Misunderstanding on Characteristics

  • Do not forget value!

  • Velocity is about processing

    • not the speed of generation, but the speed of processing

    • determined by the demand

  • Veracity is only relevant to low-quality data

    • More of a concern than a characteristic

    • Focus on low-quality data

    • Weird to say “high veracity data”

Misunderstanding on Data Volume

  • Consider effective data volume

    • not all data needs to be processed

      • irrelevant data can be skipped

      • job can be done with only a subset of data

    • not all data needs to be processed together

      • results do not require a global view of the data

  • Data volume changes after each stage

    • big raw -> big processed -> big model (deep learning)

      • every stage needs a big data tool

    • big raw -> small processed -> small model (traditional ML, statistical models, visualization)

      • only the first stage needs a big data tool

    • Small raw -> small processed -> small model (when the result is needed in a short time)

      • no big data tool needed

  • Data size pitfalls

    • Many companies have huge amount of historical data. Most of their applications only need to access a small portion of the data. They are not big data applications.

    • Using a model pre-trained on a huge dataset does not mean you are dealing with big data. You may only be using the model to process a small dataset in your application, which only need a single computer or even a cell phone.

    • A car company may have a huge amount of data generated by sensors in the many of their cars. Most of the sensor data is only processed locally on the car itself to make some decisions. It is not big data. However, if you application must aggregate all the sensor data from all the cars to make a global decision, then it is big data.
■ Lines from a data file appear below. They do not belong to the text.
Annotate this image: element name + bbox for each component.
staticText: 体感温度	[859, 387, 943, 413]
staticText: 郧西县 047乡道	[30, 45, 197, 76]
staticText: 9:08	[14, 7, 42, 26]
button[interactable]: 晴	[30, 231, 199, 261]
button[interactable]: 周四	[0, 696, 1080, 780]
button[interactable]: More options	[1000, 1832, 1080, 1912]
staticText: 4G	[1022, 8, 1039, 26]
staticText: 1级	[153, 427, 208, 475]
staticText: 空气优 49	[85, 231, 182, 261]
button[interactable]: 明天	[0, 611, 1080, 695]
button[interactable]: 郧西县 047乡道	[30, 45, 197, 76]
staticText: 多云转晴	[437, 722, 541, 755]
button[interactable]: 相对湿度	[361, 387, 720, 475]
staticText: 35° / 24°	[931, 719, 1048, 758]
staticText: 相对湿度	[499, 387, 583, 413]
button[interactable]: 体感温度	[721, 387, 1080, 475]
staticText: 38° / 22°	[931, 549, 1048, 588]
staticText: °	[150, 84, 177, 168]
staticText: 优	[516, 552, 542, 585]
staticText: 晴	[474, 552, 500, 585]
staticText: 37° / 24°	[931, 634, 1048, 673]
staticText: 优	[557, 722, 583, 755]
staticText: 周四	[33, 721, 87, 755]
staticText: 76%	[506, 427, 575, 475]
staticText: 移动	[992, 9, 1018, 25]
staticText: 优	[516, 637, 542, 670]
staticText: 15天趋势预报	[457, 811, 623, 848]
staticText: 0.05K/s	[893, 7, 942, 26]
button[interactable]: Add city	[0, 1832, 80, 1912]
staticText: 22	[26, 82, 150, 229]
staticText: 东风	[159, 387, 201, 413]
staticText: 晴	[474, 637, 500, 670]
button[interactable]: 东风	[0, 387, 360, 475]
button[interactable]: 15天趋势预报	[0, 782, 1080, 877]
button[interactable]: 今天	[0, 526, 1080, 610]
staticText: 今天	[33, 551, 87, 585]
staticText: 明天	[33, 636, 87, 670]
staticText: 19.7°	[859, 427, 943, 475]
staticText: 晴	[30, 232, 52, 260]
Dataset Types Determines Choice of Tools

  • Structured, semi-structured, unstructured types

    Dataset Type

    Storage

    Processing

    Example

    Structured

    NoSQL

    Spark SQL

    RDBMS exports, Excel

    Semi-structured

    NoSQL, DFS, Object Store

    Spark RDD, etc

    JSON, XML

    Unstructured

    DFS, Object Store

    MapReduce, Spark RDD

    Text corpus, binary files

  • Binary files are usually unstructured

    • Multimedia: Image, video, audio

    • Deep learning model, Machine learning model

    • Exception

      • some binary files that has an intrinsic structure

      • some binary files are used as a blob field in a structured dataset

  • Decide which tool to use

    • Match data volume in each stage!

    • Match data types

    • Match special demands

      • Real-time

      • Data quality control

    • Match budget

      • Nothing is free! Always consider cost.

      • No demand means waste of money.

      • Never imagine demands.